Shall I Compare Thee to a Summer’s Day: William Shakespeare - Summary and Critical Analysis


The poet William Shakespeare thinks that his love is incomparable. He can’t compare her to the summer’s days because; she is lovelier and milder than it. In summer the stormy winds weaken the charming rosebuds and the prospect of renewed health or happiness lasts for a very short time. The sun is occasionally very hot and its golden rays are often dim.
The beauty of every beautiful thing decreases and is spoiled accidentally or naturally. But the eternal summer or the charm of the poet’s love will never be proud of taking the poet’s friend to its dark kingdom. In fact, death will never enjoy its victory over his friend because the poet’s verse will remain eternal all through the time. His friend may die physically, but her beauty will remain in the poem. As long as the human race remains alive and as long as men can read, this sonnet will live as it is eternal, and thus the poet’s friend will be immortal.
This sonnet claims that the Dark Lady is more beautiful than the summer’s day and is also as immortal as Shakespeare’s sonnet. Thoughts of a literary immortality through the poet's verse inspire this sonnet. Her eternal summer would outlast all summer’s lease in the future. The beauty of the summer’s day with the darling buds of May is not lovelier than her. Eternal lines of verse would make an eternal summer of her beauty denying Death and Time and their power of destruction.
Shakespeare takes heart, expects immortality for his verse, and so immortality for his friend as surviving in it. He will fearlessly express ‘a poet’s rage’. Immortalizing beauty through verse was a commonplace among the Elizabethan sonnet writers. This sonnet is magnificent throughout-from the perfect beauty of the opening quatrain to the sweet and the rush of the triumphant final couplet. The rhythms are varied with the subtlest skill and the majestic line-“But thy eternal summer shall not fade” reverberates like a stroke on a gong.

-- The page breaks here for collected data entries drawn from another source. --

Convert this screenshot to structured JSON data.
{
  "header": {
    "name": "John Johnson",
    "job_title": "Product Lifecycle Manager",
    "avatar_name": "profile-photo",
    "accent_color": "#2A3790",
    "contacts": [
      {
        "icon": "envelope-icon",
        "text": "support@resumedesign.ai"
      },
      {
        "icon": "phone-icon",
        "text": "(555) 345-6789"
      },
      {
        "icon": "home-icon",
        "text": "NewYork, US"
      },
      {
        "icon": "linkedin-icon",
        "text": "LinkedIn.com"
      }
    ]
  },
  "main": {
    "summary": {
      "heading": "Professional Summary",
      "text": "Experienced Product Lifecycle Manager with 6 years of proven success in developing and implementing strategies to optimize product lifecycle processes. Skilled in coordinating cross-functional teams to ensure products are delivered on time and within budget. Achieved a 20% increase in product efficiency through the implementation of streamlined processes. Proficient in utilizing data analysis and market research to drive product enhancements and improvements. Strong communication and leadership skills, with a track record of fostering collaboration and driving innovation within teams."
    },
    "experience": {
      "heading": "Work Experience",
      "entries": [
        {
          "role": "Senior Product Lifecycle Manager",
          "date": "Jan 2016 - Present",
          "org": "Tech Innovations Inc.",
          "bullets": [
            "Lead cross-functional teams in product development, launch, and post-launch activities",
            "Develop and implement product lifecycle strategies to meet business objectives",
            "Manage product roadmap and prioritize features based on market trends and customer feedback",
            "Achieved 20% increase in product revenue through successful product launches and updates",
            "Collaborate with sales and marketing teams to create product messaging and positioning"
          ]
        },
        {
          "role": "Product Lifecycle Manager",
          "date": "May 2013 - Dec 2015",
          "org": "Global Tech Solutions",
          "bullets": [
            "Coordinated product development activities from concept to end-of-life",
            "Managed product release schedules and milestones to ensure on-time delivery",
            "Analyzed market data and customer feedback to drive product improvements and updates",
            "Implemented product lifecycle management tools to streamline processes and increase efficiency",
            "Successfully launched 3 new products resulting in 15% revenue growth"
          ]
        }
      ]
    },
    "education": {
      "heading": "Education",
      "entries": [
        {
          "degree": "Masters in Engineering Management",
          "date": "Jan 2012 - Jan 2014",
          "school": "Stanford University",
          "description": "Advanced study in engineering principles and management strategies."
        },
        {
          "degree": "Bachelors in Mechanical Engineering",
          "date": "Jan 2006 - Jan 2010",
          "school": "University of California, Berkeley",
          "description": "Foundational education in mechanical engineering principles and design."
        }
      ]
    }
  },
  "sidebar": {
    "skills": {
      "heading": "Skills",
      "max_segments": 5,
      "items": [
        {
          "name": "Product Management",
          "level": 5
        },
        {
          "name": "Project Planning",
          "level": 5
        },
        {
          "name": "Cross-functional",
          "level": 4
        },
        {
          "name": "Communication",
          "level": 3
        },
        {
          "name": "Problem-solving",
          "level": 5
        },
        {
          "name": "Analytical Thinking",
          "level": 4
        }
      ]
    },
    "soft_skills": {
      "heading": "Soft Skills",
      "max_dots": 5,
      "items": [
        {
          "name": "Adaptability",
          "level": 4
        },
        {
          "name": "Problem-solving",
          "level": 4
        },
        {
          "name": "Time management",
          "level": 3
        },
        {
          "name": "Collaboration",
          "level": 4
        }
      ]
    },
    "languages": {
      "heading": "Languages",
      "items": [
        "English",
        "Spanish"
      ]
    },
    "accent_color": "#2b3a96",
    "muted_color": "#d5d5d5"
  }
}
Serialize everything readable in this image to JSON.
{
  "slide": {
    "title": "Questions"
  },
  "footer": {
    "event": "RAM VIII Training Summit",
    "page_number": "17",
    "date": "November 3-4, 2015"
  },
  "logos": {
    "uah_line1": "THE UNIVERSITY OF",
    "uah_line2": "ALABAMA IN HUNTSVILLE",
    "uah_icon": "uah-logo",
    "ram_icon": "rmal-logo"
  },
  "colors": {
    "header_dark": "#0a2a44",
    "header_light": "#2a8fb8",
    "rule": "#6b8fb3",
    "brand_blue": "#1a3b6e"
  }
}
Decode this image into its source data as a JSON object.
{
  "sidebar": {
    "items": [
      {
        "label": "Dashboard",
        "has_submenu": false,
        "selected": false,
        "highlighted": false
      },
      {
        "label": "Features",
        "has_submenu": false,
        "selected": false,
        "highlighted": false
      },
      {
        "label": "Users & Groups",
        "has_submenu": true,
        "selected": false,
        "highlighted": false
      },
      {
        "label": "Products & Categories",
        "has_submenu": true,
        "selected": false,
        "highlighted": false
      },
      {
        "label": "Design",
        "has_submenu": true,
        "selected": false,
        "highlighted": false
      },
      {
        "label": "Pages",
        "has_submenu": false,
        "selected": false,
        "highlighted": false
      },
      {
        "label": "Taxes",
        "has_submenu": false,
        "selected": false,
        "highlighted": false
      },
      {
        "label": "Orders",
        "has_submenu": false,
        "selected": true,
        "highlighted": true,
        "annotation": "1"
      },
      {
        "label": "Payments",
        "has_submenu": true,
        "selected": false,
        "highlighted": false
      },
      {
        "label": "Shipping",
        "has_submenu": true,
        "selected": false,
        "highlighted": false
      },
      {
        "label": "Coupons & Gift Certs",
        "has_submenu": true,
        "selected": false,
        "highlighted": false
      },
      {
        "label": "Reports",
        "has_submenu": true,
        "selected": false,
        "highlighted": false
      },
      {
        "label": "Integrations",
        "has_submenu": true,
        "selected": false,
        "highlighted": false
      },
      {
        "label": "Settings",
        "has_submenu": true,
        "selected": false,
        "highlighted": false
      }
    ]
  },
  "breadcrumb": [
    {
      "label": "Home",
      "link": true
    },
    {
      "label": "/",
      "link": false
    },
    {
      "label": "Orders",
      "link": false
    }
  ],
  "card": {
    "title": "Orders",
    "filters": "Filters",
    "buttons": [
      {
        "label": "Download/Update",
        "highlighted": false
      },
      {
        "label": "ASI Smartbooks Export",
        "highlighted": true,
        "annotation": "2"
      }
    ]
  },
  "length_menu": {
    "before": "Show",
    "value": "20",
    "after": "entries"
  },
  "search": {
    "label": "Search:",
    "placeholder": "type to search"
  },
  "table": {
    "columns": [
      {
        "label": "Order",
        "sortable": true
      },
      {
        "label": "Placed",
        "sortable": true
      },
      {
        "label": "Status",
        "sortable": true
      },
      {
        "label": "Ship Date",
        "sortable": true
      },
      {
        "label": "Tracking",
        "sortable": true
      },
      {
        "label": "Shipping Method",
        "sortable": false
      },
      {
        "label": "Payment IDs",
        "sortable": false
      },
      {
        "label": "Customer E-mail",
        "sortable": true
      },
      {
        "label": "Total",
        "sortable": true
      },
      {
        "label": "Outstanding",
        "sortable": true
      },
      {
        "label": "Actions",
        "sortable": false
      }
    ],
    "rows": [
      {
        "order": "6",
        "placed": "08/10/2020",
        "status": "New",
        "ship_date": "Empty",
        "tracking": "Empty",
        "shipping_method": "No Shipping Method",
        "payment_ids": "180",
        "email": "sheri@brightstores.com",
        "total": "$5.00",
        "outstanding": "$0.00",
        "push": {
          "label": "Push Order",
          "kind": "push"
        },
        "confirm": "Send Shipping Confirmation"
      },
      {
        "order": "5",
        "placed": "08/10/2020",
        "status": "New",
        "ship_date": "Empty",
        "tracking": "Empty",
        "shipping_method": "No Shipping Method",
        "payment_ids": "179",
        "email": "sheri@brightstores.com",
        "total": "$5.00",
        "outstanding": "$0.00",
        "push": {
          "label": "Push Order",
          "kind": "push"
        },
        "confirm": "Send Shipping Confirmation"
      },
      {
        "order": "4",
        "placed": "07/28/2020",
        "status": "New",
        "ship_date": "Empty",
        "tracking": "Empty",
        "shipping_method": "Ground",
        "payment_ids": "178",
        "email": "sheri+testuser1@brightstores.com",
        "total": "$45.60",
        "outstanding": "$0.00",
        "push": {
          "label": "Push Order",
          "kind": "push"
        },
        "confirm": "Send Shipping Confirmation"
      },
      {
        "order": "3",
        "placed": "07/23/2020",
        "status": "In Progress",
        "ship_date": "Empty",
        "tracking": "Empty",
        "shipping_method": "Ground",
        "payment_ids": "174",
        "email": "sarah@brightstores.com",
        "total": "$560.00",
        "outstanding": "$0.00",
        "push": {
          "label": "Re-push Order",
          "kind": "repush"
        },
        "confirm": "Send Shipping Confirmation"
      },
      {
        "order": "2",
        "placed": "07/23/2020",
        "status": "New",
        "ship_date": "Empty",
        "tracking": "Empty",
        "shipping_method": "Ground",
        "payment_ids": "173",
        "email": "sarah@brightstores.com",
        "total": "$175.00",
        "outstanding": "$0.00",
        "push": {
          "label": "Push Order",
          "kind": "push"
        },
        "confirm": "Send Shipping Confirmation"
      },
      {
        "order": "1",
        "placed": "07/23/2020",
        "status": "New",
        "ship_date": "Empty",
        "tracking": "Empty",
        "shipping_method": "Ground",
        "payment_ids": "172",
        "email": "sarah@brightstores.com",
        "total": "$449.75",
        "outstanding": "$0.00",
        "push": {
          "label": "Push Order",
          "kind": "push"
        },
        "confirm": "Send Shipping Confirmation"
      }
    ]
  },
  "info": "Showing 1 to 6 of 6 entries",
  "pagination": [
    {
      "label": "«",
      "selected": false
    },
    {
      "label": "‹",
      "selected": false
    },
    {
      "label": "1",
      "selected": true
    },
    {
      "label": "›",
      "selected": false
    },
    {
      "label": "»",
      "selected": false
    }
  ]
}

This sonnet has three quatrains and a couplet. It follows the rhyme scheme abba cdcd efefef and gg. The ideas are developed in the three quatrains and the conclusion is embedded in the couplet. The conclusion is that as long as the human race remains alive and as long as men can read, this sonnet will live, and thus immortalize the woman the poet loves. Shakespeare’s conclusion holds true because art can really immortalize people. Time and death may destroy the persona and her beauty physically, but they can’t destroy her completely. Whenever people read this verse, they certainly remember the poet’s beloved and she is brought to life in the mind of the readers. Time and death can’t wipe out her existence for ever. The rose metaphor is deftly humanized in the phrase ‘darling bud of May’ in this sonnet.